Coming back to the evening to which I refer at the outset, I confess that I was a bit confused at that time. Just a couple of hours before that encounter, I was at my brother’s house in Gulshan and had heard the harrowing details of the robbery. The material loss, in spite of its value for a middle-class household, is quite bearable but the trauma that my sister-in-law and niece had to suffer is something else.

There is no point in dilating on this outrage because such experiences are now shared by many families. So much more frequent are instances of hold-ups in public places at gun point, resulting in the loss of cell phones and wallets. What I need to report is that while listening to those glad tidings, another stream of thought ran through my mind. I was quite like a split screen, showing opposite faces of reality.

This metaphor of a split screen, I think, is better than that cliché of the glass being half full – or half empty. Besides, I always wonder why this half-and-half assumption is made when a rational and a reality-based analysis of any situation is bound to tilt in one or the other direction. And do we know what the glass is half full with?

On Wednesday, I read the report of Hillary Clinton’s address to the Global Chiefs of Mission Conference held in Washington. She said: “There are multiple overlapping worlds in Pakistan and we have to deal with all of them”. Irrespective of how America deals with the complexity of Pakistan, we have a more formidable task ahead of us. We live in these overlapping worlds. We must not only comprehend the manifold realities but also change them. No one will say that this is an easy task.

In most societies, the very rich and the very poor live in their separate worlds. Ironical it is that even in the professedly egalitarian systems, economic progress has made the rich richer at the cost of the vast majority. It will be instructive to study the Occupy Wall Street campaign launched in New York in September last year.

What was their slogan? “We are the 99 percent”. So, if there are valid reasons to rise against social and economic inequality in the only superpower of this world, the justification for the poor to demand justice in an exceptionally deprived country is very obvious. But there are no signs of an organised and coherent struggle for political, social and economic emancipation in Pakistan. Our leaders, who almost ritualistically cry out for change, seem more confused about the multiple realities of Pakistan than their followers.

As a journalist, I have some experience of drifting in and out of the separate worlds that coexist in Pakistan. A peep through the corridors of power can be as heartbreaking as a stroll across a poor settlement in the city. There are those who live in a medieval era – and drive unregistered SUVs. There is a sprawling world inhabited by religious fanatics. And there are well-guarded islands of prosperity.

Finally, there are the streets and bazaars of the big cities where these different worlds sometimes fleetingly mingle to create a shrill symphony of disorder. What we have are mobs swirling across the landscape without any sense of discipline or direction. They seem angry and intolerant and impatient. You have to perhaps ignore this pulsating reality and retreat to a private world, fortified by high walls and armed guards, to nurture hope for a Pakistan that is civilised and literate and productive.
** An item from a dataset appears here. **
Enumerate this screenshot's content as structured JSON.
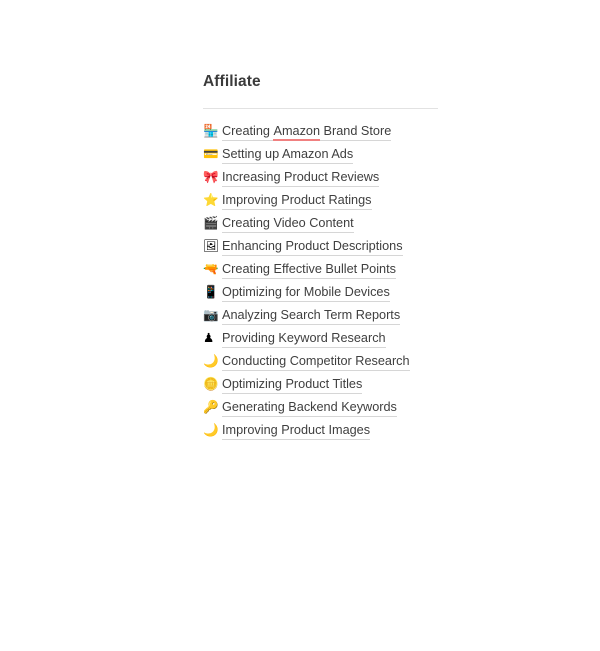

In any case, the real issue is to interpret the reality of Pakistan, with all its burdens and all its prospects. My prescription for young people, whenever I interact with them, is to make their own portrait of Pakistan on the basis of facts and perceptions that they collect on their own. They would need to look at the rising stock market and the glory of our singers and the exploits of the modern Pakistani woman.

But can these threads of scarlet be stretched long enough to cover the entire canvas of the lives of the 99 percent?